(16-07-2022, 03:27 PM)Eve M Wrote: It's a warning system, not a reporting system, so nobody can be bombarded by other users. Only an admin account can issue warnings, which can be of any value from 1 to 100.
If someone's misbehaving their warning level will be an indication of how close they are to being banned, because once the value of their warnings reaches a total of 100 a ban will be automatic.
Is this productive? I seriously would like to say yes, but sorry I'm sceptical.
Personly I refrain from posting anything at all now at the fear of receiving points for having an opinion or a difference of opinion which will give me points. I don't know the criteria for this new system nothing has been fully explained and we just don't know what is the criteria is for this new system, only thing I know is for this post I can possibly get 100 percent points, an immediate ban for expressing an opinion. A technical system for analysing misbehaviour it is not, just a personal opinion of a moderator which may be right...not arguing that but may also be wrong. Kicking myself right now, I did 2 posts today and that's 2 more than I'm comfortable with but I had to. First an old thread which appealed to me emotionally and second a legend of mine an absolute inspiration that I couldn't ignore, but wishing I hadn't responded because im scared! Afraid that anything I would write would be misinterpreted and used against me and yes there are those all too eager to do that. I have had angry posts I do admit but I do always,apologise which okay doesn't quite fix things but an admittance that I see my wrong. Most of my posts are honest, heartfelt and concerned which I reach out from the heart but which people just don't see.
Those are forgotten instantly just bad Drew is current. I don't care. I'm only in it for what i feel is important.
It's been quiet here only the normal posts, going on in the same old threads. I normally only post if something touches me on a personal or intimate level, also yes....I post any irrelevant crap that may enter my weird mind, I have had strange threads but have posted also if i get angry, (but I do always,see my insensitivity and apologise) won't do that anymore but most of my posts are sensitive and come from the heart i reply quite often to serious and emotional concerns which touch me. I won't just talk about my body and how amazing it is to everybody but will address the more serious and important issues, the sensitive and personal issues. Growing...growing... growing!!!! There is much much more under the surface than that and i firmly beleive that this place is intended for yes breast growth but more importantly for what happens when that happens. Thats where a supportive community becomes alive. I'm tired of the persecution here for having an opinion so won't do that anymore.
Actually i spend more time now on my personal email address talking to members here, dozens of them than I do posting . Its too dangerous to post, too many people after blood so only shared on mail because ...Well, I don't want to anymore provoke a warning.
Warning system, in theory good.. yes, practical....its a fear factor that isn't fully explained to the mass. So expecting a few or more points for having an honest opinion here and now but is that right to appease the .....not going there.

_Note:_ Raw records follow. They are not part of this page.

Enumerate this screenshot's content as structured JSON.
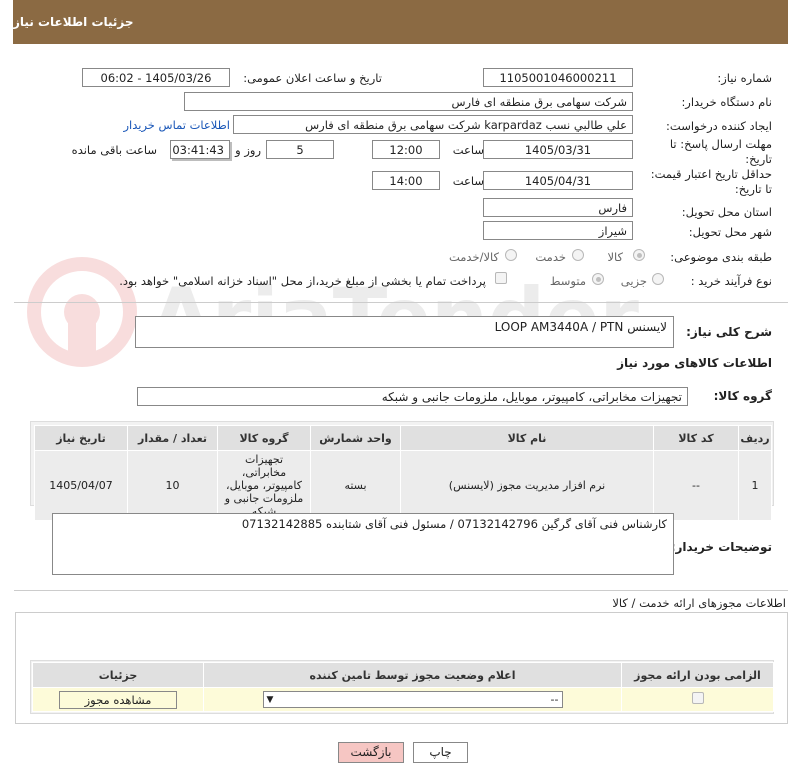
{
  "header": {
    "title": "جزئیات اطلاعات نیاز"
  },
  "watermark": {
    "text": "AriaTender.neT"
  },
  "fields": {
    "need_number_label": "شماره نیاز:",
    "need_number": "1105001046000211",
    "announce_label": "تاریخ و ساعت اعلان عمومی:",
    "announce_value": "1405/03/26 - 06:02",
    "buyer_org_label": "نام دستگاه خریدار:",
    "buyer_org": "شرکت سهامی برق منطقه ای فارس",
    "creator_label": "ایجاد کننده درخواست:",
    "creator": "علي طالبي نسب karpardaz شرکت سهامی برق منطقه ای فارس",
    "contact_link": "اطلاعات تماس خریدار",
    "deadline_label": "مهلت ارسال پاسخ: تا تاریخ:",
    "deadline_date": "1405/03/31",
    "hour_label": "ساعت",
    "deadline_time": "12:00",
    "days": "5",
    "days_label": "روز و",
    "remaining_time": "03:41:43",
    "remaining_label": "ساعت باقی مانده",
    "validity_label": "حداقل تاریخ اعتبار قیمت: تا تاریخ:",
    "validity_date": "1405/04/31",
    "validity_time": "14:00",
    "province_label": "استان محل تحویل:",
    "province": "فارس",
    "city_label": "شهر محل تحویل:",
    "city": "شیراز",
    "category_label": "طبقه بندی موضوعی:",
    "category_options": [
      "کالا",
      "خدمت",
      "کالا/خدمت"
    ],
    "process_label": "نوع فرآیند خرید :",
    "process_options": [
      "جزیی",
      "متوسط"
    ],
    "payment_note": "پرداخت تمام یا بخشی از مبلغ خرید،از محل \"اسناد خزانه اسلامی\" خواهد بود."
  },
  "description": {
    "label": "شرح کلی نیاز:",
    "value": "لایسنس LOOP AM3440A / PTN"
  },
  "goods": {
    "section_title": "اطلاعات کالاهای مورد نیاز",
    "group_label": "گروه کالا:",
    "group_value": "تجهیزات مخابراتی، کامپیوتر، موبایل، ملزومات جانبی و شبکه",
    "columns": [
      "ردیف",
      "کد کالا",
      "نام کالا",
      "واحد شمارش",
      "گروه کالا",
      "تعداد / مقدار",
      "تاریخ نیاز"
    ],
    "rows": [
      [
        "1",
        "--",
        "نرم افزار مدیریت مجوز (لایسنس)",
        "بسته",
        "تجهیزات مخابراتی، کامپیوتر، موبایل، ملزومات جانبی و شبکه",
        "10",
        "1405/04/07"
      ]
    ]
  },
  "buyer_notes": {
    "label": "توضیحات خریدار:",
    "value": "کارشناس فنی آقای گرگین 07132142796 / مسئول فنی آقای شتابنده 07132142885"
  },
  "licenses": {
    "title": "اطلاعات مجوزهای ارائه خدمت / کالا",
    "columns": [
      "الزامی بودن ارائه مجوز",
      "اعلام وضعیت مجوز توسط تامین کننده",
      "جزئیات"
    ],
    "select_value": "--",
    "view_button": "مشاهده مجوز"
  },
  "footer": {
    "print": "چاپ",
    "back": "بازگشت"
  },
  "colors": {
    "header": "#8b6a43",
    "back_button": "#f6c6c3",
    "row_yellow": "#fdfbd9"
  }
}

There are very intimate issues here that most of us have experienced and i can attempt to offer just a tiny wee bit of understanding to those concerns, where I feel I can, but it's hard but one can try to let emotions loose . For me that's what this place is about not the other stuff, sorry if Im misunderstood, in fact NO! I'm not sorry!!!! I'm angry.
Ban me now and be done, I refuse to be chastised for expressing emotion.
BTW Im truly honoured by having received my third masters in BS . I want a certificate for my wall, it will be the only one on my wall I don't see achedemic achievements as extraordinary anybody can do that, honestly you can, but its one I will cherish. Really, I'm serious, make it!!!!
I want it. I do joke a lot because im banal and not to be taken seriously but am not joking now, I want a photoshop certificate to put on my wall. Make it!!!
Not at all trying to be clever now, in fact will admit I'm really, really stupid. I have what some call a photographic memory, I absorb and retain and can regurgitate it all instantly but am not capable of thinking out of the box for myself, forming independent theories. Well I do but they are wacko!!! So I am educated but a bit stupid, well very stupid but that happens we can't all be what we wish.
I won't be offering anymore weird thoughts that may enter my head, I won't offer opinions that may cause me to be mobbed, I'm stupid but not that stupid.
I will only respond to intimate threads that will force me to come out. No pictures, no updates, no look at me please all clap aren't I amazing. Just don't care about that. I'm only here for support if I can offer that but it's not easy.